Eles não tinham. Um dos rapazes, loiro e bonitão, fez um movimento proposital para que o crachá dele com a logo da banda se destacasse enquanto passava por nós. Outro bonitão, negro com dreads, carregava uma câmera e ficou olhando quieto pras tatuagens da minha prima. E nada das esfilhas.

Ligamos no local do delivery. Aparentemente tinha ocorrido um engano – não havia pedido algum registrado em nosso nome. Maldito I-food. Refizemos o pedido e morremos um pouquinho. Os estômagos roncavam. Os rapazes da produção da banda passaram por ali de novo e, desta vez, o rapaz de dreads nos mandou um tchauzinho, nós retribuímos e ele foi até nós. “Vocês estavam no show?”, perguntou. Ele se dizia inglês, mas não tinha sotaque inglês. Fazia o tipo quietão misterioso, falava quase sussurrando, e então decidir quebrar o gelo contando sobre nossa saga das esfilhas. Ele não sabia o que eram esfilhas. “É algo vegano?”, perguntou. “Não, é tipo uma pizza sem molho de tomate”, esclareci.

Minha prima perguntou sobre o paradeiro de Mick Jagger. “Ele está em um hotel mais chique, estou  indo pra lá para fumar um e encontrar uns amigos”, gabou-se. Ele perguntou o número de nosso quarto e se estaríamos ali mais tarde. Demos o número sem pensar muito a respeito, dissemos que sim, e ele foi embora para a festinha com Mick, sem nos convidar.

Quando as esfilhas chegaram, as devoramos em dois minutos. Estavam bem mais ou menos. “E se o dreadlouco aparecer aqui de noite??”, perguntei, retornando à razão. “Ah, não vai, né”, ela respondeu. Fazia sentido.

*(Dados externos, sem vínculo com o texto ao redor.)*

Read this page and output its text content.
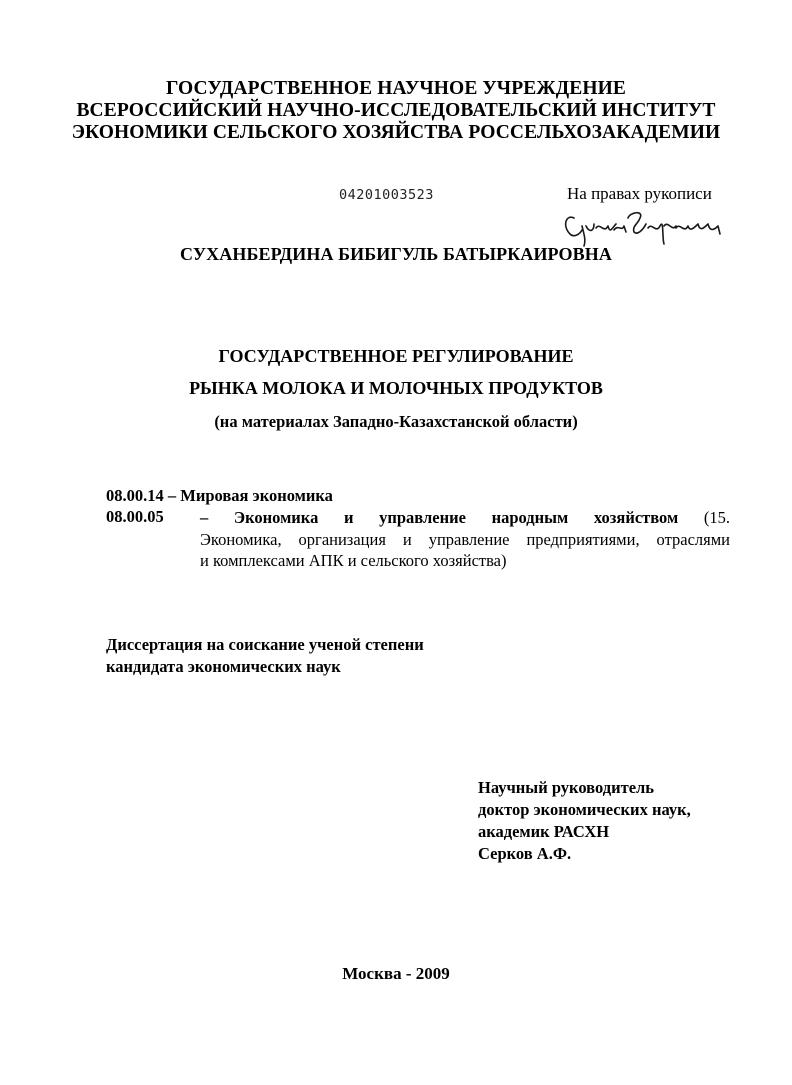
ГОСУДАРСТВЕННОЕ НАУЧНОЕ УЧРЕЖДЕНИЕ
ВСЕРОССИЙСКИЙ НАУЧНО-ИССЛЕДОВАТЕЛЬСКИЙ ИНСТИТУТ
ЭКОНОМИКИ СЕЛЬСКОГО ХОЗЯЙСТВА РОССЕЛЬХОЗАКАДЕМИИ
04201003523	На правах рукописи
СУХАНБЕРДИНА БИБИГУЛЬ БАТЫРКАИРОВНА
ГОСУДАРСТВЕННОЕ РЕГУЛИРОВАНИЕ
РЫНКА МОЛОКА И МОЛОЧНЫХ ПРОДУКТОВ
(на материалах Западно-Казахстанской области)
08.00.14 – Мировая экономика
08.00.05 – Экономика и управление народным хозяйством (15.
Экономика, организация и управление предприятиями, отраслями
и комплексами АПК и сельского хозяйства)
Диссертация на соискание ученой степени
кандидата экономических наук
Научный руководитель
доктор экономических наук,
академик РАСХН
Серков А.Ф.
Москва - 2009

Se vinte minutos depois nós já não nos lembrávamos mais nem do nome e do número do quarto dele, ele jamais se lembraria dos nossos após fumar maconha com a galerinha do Mick.

Tomei um banho, vesti a mesma camiseta – agora, fedendo a esfilhas – e fomos dormir. Meia hora sono adentro, acordo com o som de alguém batendo na porta. Entrei em leve desespero. Olhei pra prima, que dormia profundamente, e fechei também os olhos, tentando ignorar a situação.

-PÁ, PÁA PÁA

As batidas tomaram um tom mais agressivo. Cutuquei a prima. “Sarah, estão batendo na porta!!”, sussurrei. “Acho que é o dreadlouco!”. Ela levantou a cabeça, me olhou impaciente e sussurrou “SHHHH, eu ouvi, fica quieta!!”. Fiquei quieta. Não foi preciso termos um diálogo complexo para entrarmos em um consenso sobre por que aquela seria uma má ideia: estávamos descabeladas, fedendo a esfilhas e tenho quase certeza de que eu tinha largado uns três sutiãs no caminho do banheiro. Nossos pés doíam e aquela comida tinha deixado uma azia que duraria uns dois dias em nossos estômagos. Não era o melhor momento para trocar uma ideia com o produtor misterioso inglês dos Stones em um quarto de hotel bagunçado. Ao longo da próxima meia hora, o interfone tocou duas vezes. Não atendemos.

No dia seguinte, enquanto tomávamos café em uma sala enorme com o ar condicionado no talo, nos perguntamos o que o cara de dreads queria. Quer dizer, é meio óbvio o que ele queria, mas começamos a pensar na hipótese de ele percebido a gafe e retornado lá para nos chamar pra festinha no hotel dos Stones. O que o Mick diria sobre nossas roupas fedendo a esfilhas?

Perdemos nossa única chance de saber. Maldito I-food.